Solution Approach 2:
The registration process is segmented into multiple distinct passes: a first registration pass using the objective function, followed by a second registration pass that refines the transformation. This segmentation allows each pass to have specialized functionality, with the second pass focusing on correcting artifacts while preserving anatomical features from the first pass.
2Measurement precision
If the similarity measure is applied strongly to achieve precise alignment, then registration accuracy improves, but unwanted deformations and artifacts are amplified
Solution Approach 1:
The patent applies partial action by using the similarity measure-driven registration in a controlled, partial manner during the second pass. Rather than fully trusting the similarity measure, the algorithm selectively applies its guidance while constraining deformations through the transformation model, achieving precise alignment without excessive deformation amplification.
Solution Approach 2:
The system uses feedback by evaluating the transformation from the first pass and using this information to guide the second registration pass. The feedback mechanism allows the algorithm to adjust the application of the similarity measure, preventing harmful deformations while maintaining alignment precision through iterative refinement.

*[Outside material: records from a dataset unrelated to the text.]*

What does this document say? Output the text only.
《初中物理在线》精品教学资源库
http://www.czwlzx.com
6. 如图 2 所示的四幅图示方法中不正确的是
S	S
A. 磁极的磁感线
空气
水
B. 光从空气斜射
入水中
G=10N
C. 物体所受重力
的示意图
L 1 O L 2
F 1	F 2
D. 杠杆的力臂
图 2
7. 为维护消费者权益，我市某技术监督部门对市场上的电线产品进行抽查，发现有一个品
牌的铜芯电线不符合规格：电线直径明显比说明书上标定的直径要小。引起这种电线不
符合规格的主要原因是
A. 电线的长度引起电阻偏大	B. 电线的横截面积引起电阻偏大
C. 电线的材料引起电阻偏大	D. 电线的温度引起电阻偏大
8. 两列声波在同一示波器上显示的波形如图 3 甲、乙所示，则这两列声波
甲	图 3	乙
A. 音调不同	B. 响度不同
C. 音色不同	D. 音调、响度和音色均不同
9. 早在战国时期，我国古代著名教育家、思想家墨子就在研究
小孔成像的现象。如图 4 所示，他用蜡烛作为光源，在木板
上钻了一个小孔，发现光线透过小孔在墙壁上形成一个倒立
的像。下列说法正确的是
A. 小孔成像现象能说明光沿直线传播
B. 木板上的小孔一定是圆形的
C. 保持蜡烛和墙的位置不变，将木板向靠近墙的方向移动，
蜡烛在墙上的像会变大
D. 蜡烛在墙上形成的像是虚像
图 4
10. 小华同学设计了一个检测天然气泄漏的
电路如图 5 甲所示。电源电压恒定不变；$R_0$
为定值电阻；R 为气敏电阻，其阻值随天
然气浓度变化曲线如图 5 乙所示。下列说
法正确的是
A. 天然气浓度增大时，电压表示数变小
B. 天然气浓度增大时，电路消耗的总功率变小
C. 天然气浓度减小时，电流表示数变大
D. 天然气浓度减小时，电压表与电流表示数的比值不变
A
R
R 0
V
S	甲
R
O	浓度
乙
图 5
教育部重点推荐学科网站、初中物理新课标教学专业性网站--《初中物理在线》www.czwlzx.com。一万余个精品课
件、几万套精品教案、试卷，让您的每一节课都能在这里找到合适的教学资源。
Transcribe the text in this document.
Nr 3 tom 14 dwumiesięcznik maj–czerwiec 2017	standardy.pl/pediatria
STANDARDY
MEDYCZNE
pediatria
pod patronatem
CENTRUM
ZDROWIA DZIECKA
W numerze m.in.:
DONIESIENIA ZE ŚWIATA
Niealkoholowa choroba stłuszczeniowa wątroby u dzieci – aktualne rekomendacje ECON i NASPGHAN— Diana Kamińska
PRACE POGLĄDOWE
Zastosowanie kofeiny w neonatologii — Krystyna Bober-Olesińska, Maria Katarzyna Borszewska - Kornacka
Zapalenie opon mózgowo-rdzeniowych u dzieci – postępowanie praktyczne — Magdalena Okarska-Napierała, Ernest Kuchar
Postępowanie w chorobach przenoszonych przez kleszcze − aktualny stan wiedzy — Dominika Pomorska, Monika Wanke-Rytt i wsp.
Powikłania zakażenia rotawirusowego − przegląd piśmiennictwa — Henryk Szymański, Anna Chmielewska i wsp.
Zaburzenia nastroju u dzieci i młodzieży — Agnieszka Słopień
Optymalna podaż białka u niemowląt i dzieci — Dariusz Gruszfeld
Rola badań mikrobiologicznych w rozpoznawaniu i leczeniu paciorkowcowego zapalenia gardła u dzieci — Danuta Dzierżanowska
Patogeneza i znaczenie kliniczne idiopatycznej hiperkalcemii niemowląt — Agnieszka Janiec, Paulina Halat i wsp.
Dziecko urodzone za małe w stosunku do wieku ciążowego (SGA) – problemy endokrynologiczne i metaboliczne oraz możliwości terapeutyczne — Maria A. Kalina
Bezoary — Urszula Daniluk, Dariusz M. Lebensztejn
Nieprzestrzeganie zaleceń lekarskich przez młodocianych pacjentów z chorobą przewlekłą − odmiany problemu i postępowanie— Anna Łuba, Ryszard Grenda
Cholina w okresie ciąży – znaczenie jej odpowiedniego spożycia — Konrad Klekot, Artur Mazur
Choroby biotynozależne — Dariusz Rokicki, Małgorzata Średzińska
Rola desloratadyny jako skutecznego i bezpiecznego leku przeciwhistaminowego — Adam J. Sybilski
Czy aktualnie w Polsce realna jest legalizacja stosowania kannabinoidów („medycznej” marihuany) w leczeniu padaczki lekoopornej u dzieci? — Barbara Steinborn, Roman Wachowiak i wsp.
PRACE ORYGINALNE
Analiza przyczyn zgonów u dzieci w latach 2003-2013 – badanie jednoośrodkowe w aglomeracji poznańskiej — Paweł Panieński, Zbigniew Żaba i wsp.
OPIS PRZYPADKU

3Adaptability or versatility
If non-rigid registration is performed to handle anatomical variations, then adaptability improves, but computational time and complexity increase
Solution Approach 1:
The patent applies periodic action by structuring the registration as discrete, periodic passes rather than continuous optimization. The first pass performs coarse alignment, then the second pass performs refined alignment. This periodic structure handles anatomical variations adaptively while controlling computational time through clear termination criteria for each pass.
Solution Approach 2:
The first registration pass serves as preliminary action that handles the bulk of anatomical variation compensation. By pre-processing the alignment in this initial pass, the second pass only needs to perform fine-tuning, significantly reducing the computational burden while maintaining high adaptability to anatomical variations.
Data Source
AI summary
Systems and methods for iteratively computing an image registration or an image segmentation are driven by an optimization function that includes a similarity measure component whose effect on the iterative computations is relatively mitigated based on a monitoring of volume changes of volume elements at image locations during the iterations. A system and a related method quantify a registration error by applying a series of edge detectors to input images and combining related filter responses into a combined response. The series of filters are parameterized with a filter parameter. An extremal value of the combined response is then found and a filter parameter associated with said extremal value is then returned as output. This filter parameter relates to a registration error at a given image location.